As director and founder of the newly created nonprofit Felon’s Crusade for Equality, Honesty and Truth, Robert Davis filed an emergency application Friday in Wayne County Circuit Court that ultimately requests the removal of the authority’s board members and ending its operations.

The issue centers on whether Detroit was “a qualified city” under a provision of state law that paved the way for the authority’s creation.
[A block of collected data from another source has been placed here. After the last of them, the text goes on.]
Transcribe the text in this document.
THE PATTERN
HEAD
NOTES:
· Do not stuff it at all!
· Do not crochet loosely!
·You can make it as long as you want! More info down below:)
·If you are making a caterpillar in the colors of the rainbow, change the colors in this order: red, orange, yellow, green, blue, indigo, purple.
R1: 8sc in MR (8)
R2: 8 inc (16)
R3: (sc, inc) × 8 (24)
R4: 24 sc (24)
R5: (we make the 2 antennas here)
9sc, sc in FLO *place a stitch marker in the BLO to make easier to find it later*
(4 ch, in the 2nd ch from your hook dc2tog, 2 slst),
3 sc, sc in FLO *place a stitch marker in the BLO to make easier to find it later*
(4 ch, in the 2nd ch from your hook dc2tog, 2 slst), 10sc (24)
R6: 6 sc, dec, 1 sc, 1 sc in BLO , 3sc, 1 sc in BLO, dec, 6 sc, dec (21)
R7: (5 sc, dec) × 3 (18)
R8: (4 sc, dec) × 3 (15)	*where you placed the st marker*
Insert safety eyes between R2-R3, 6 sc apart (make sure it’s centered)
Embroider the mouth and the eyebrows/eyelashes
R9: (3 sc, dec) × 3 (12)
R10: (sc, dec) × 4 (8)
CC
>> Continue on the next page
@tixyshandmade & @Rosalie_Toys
That means one “that contains a first class school district and includes any department or agency of the city,” according to the court filing.
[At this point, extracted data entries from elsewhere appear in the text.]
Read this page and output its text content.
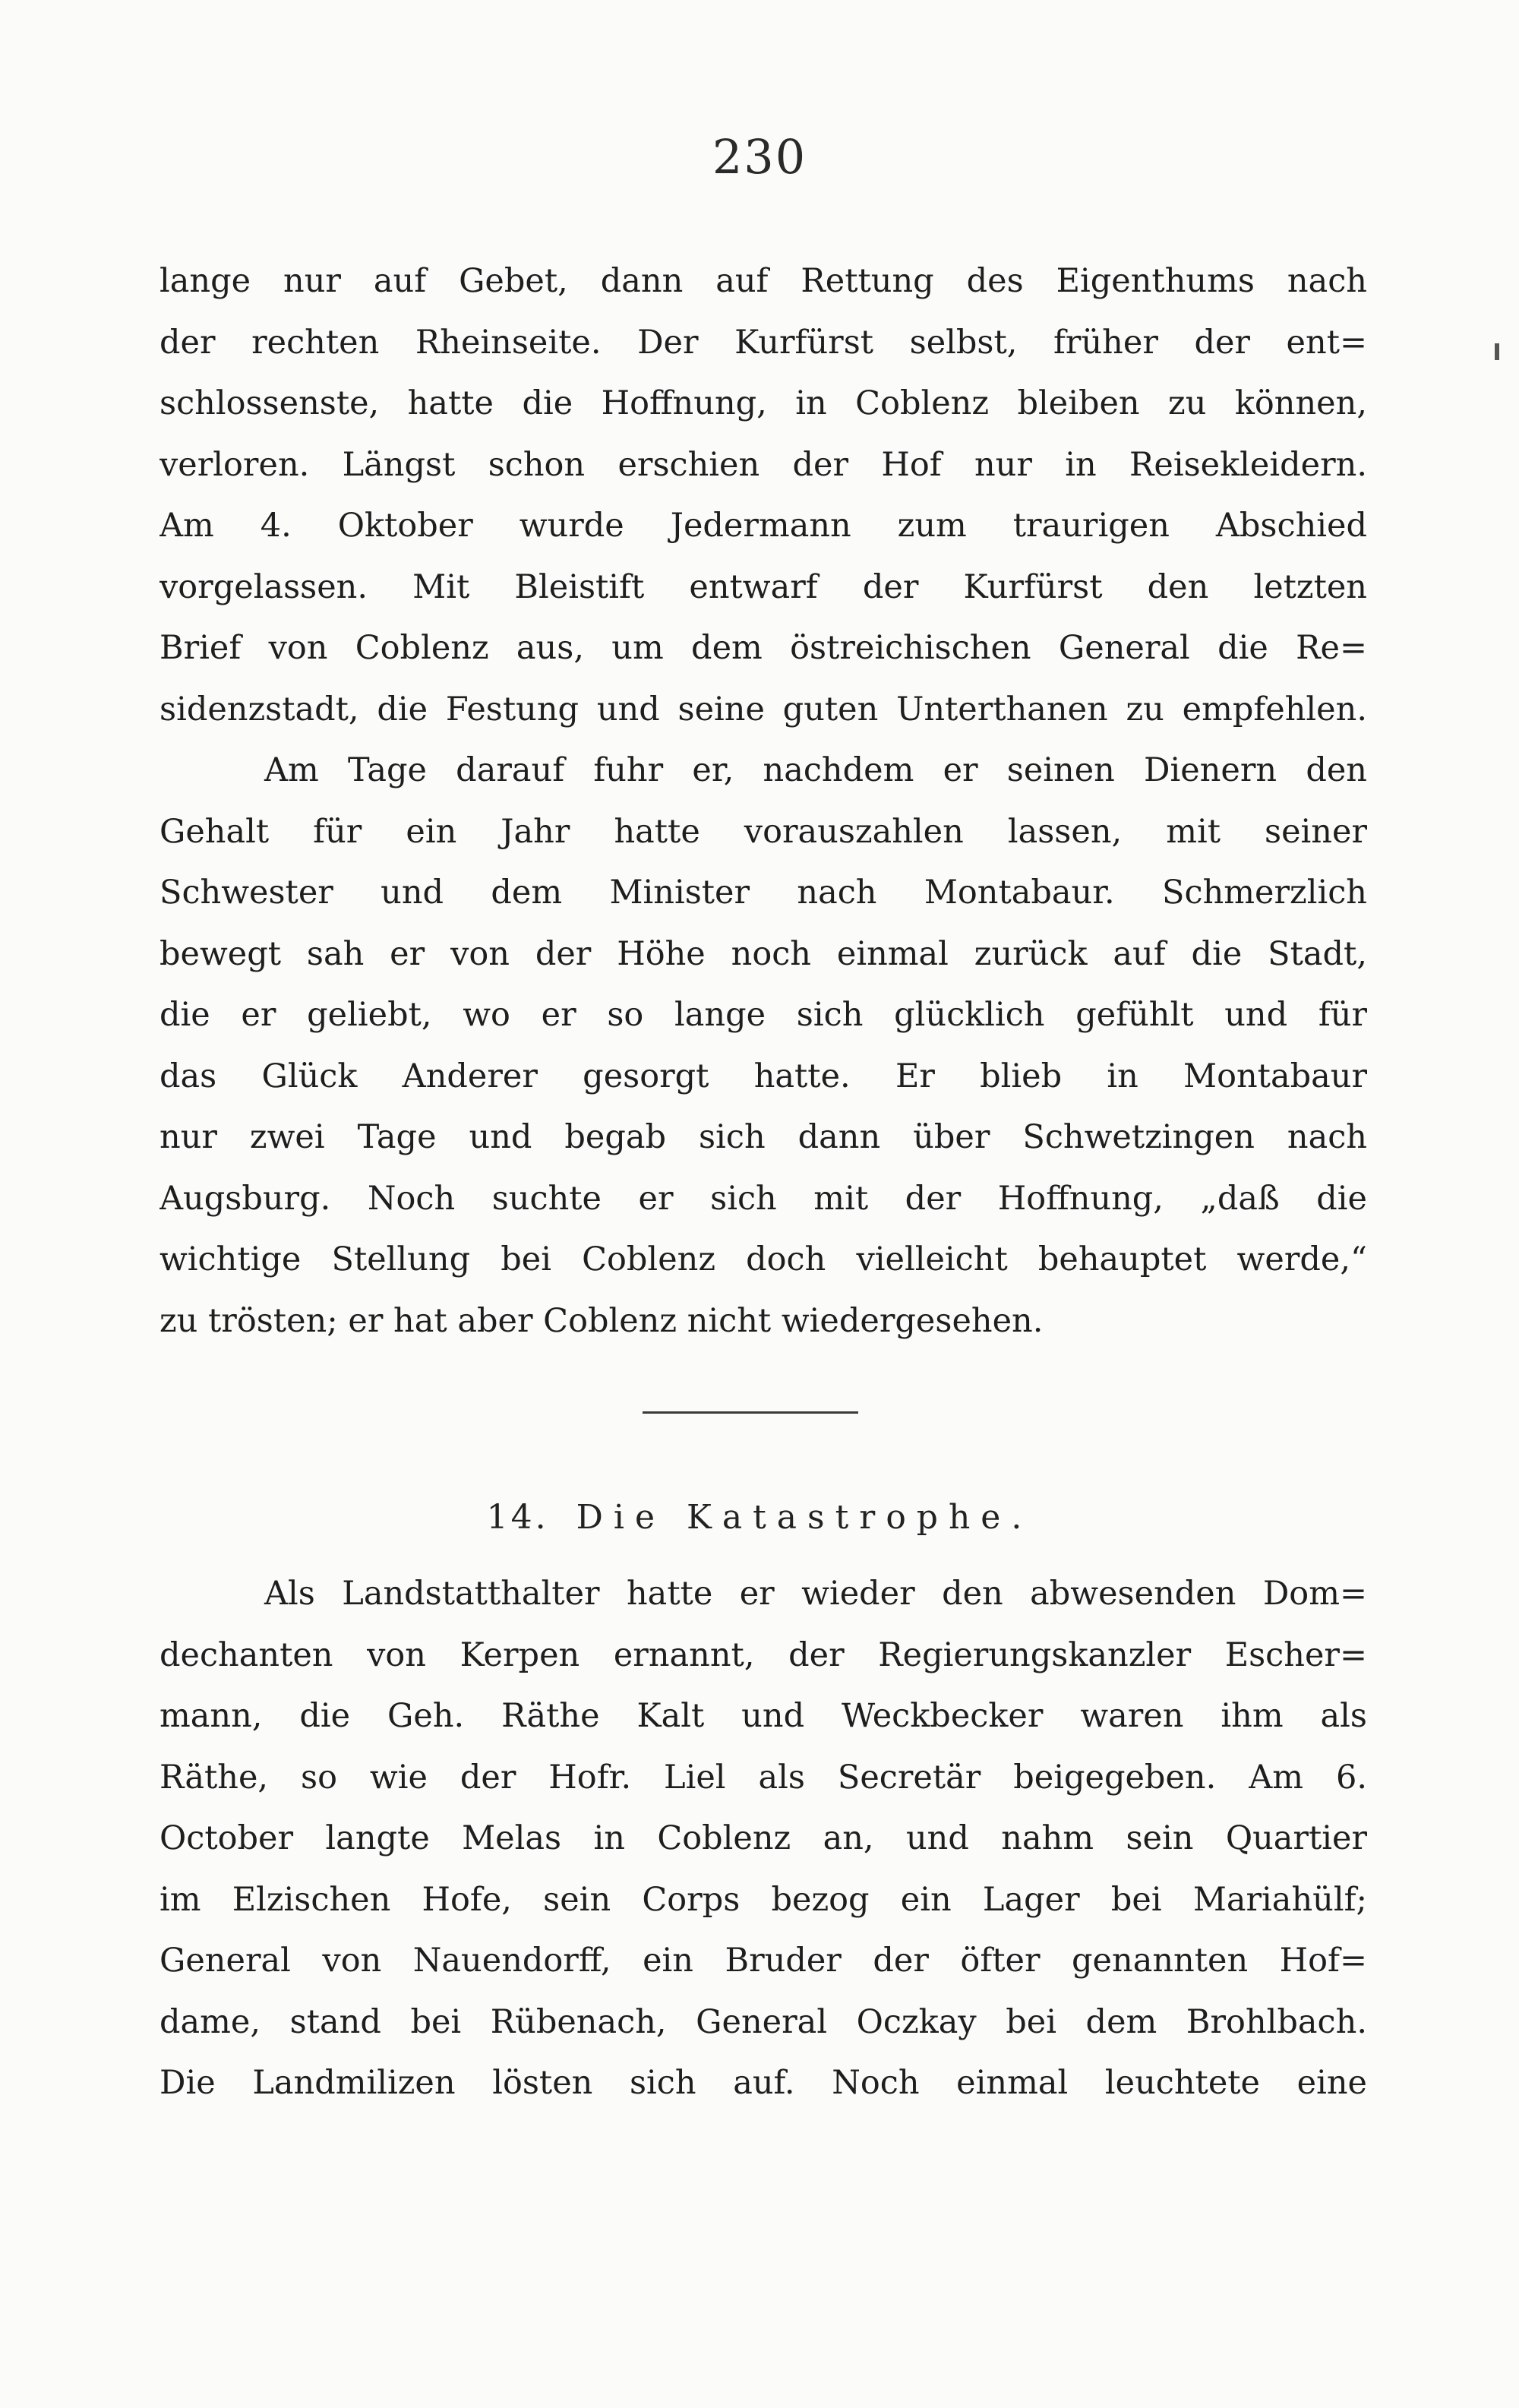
230
lange nur auf Gebet, dann auf Rettung des Eigenthums nach
der rechten Rheinseite. Der Kurfürst selbst, früher der ent=
schlossenste, hatte die Hoffnung, in Coblenz bleiben zu können,
verloren. Längst schon erschien der Hof nur in Reisekleidern.
Am 4. Oktober wurde Jedermann zum traurigen Abschied
vorgelassen. Mit Bleistift entwarf der Kurfürst den letzten
Brief von Coblenz aus, um dem östreichischen General die Re=
sidenzstadt, die Festung und seine guten Unterthanen zu empfehlen.
Am Tage darauf fuhr er, nachdem er seinen Dienern den
Gehalt für ein Jahr hatte vorauszahlen lassen, mit seiner
Schwester und dem Minister nach Montabaur. Schmerzlich
bewegt sah er von der Höhe noch einmal zurück auf die Stadt,
die er geliebt, wo er so lange sich glücklich gefühlt und für
das Glück Anderer gesorgt hatte. Er blieb in Montabaur
nur zwei Tage und begab sich dann über Schwetzingen nach
Augsburg. Noch suchte er sich mit der Hoffnung, „daß die
wichtige Stellung bei Coblenz doch vielleicht behauptet werde,“
zu trösten; er hat aber Coblenz nicht wiedergesehen.
14. Die Katastrophe.
Als Landstatthalter hatte er wieder den abwesenden Dom=
dechanten von Kerpen ernannt, der Regierungskanzler Escher=
mann, die Geh. Räthe Kalt und Weckbecker waren ihm als
Räthe, so wie der Hofr. Liel als Secretär beigegeben. Am 6.
October langte Melas in Coblenz an, und nahm sein Quartier
im Elzischen Hofe, sein Corps bezog ein Lager bei Mariahülf;
General von Nauendorff, ein Bruder der öfter genannten Hof=
dame, stand bei Rübenach, General Oczkay bei dem Brohlbach.
Die Landmilizen lösten sich auf. Noch einmal leuchtete eine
A growing number of vacant parcels — close to 100,000 — have been directed in recent years to the Detroit Land Bank, which has become a central repository for most city property, much of it inherited from the county foreclosure tax sale when properties don’t sell.

Davis’ attorney argues that when the city entered into an intergovernmental agreement with the Michigan Land Bank Authority Fast Track Authority in February 2009, its school district had fewer than 100,000 students — which state law defines as the threshold for making it first-class.

But a confidential legal opinion by the Dickinson Wright law firm found that when the state authority adopted a resolution approving the agreement in September 2008, “DPS was a first-class district and therefore the City was a qualified city under the Land Bank Act. … There is no requirement in the Land Bank Act that the city must remain a qualified city after it enters into the (intergovernmental agreement) in order for the authority to remain in existence.”

Davis, who was convicted of felony embezzlement in 2014 and sentenced to 18 months in prison, rejects the interpretation, though.

His court filing states that Detroit “did not, and currently does not, contain a first class school district within its city boundaries. … Consequently, the Respondents Land Bank Authority and its Board of Directors have no legal authority to be exercising any powers granted and authorized under the Land Bank Fast Track Act.”

However, Michael Brady, general counsel for the Detroit Land Bank Authority, said the legal opinion addressed its validity.

“The board did its appropriate due diligence back then and nothing has changed,” he said Friday.

The filing comes as Davis wages a separate battle with the land bank in the court to force the public release of a subpoena the authority received in May from federal inspectors conducting a criminal investigation.

The land bank oversees the city’s blight elimination program, which is primarily funded with federal dollars and came under scrutiny last fall amid concerns over rising costs and bidding practices.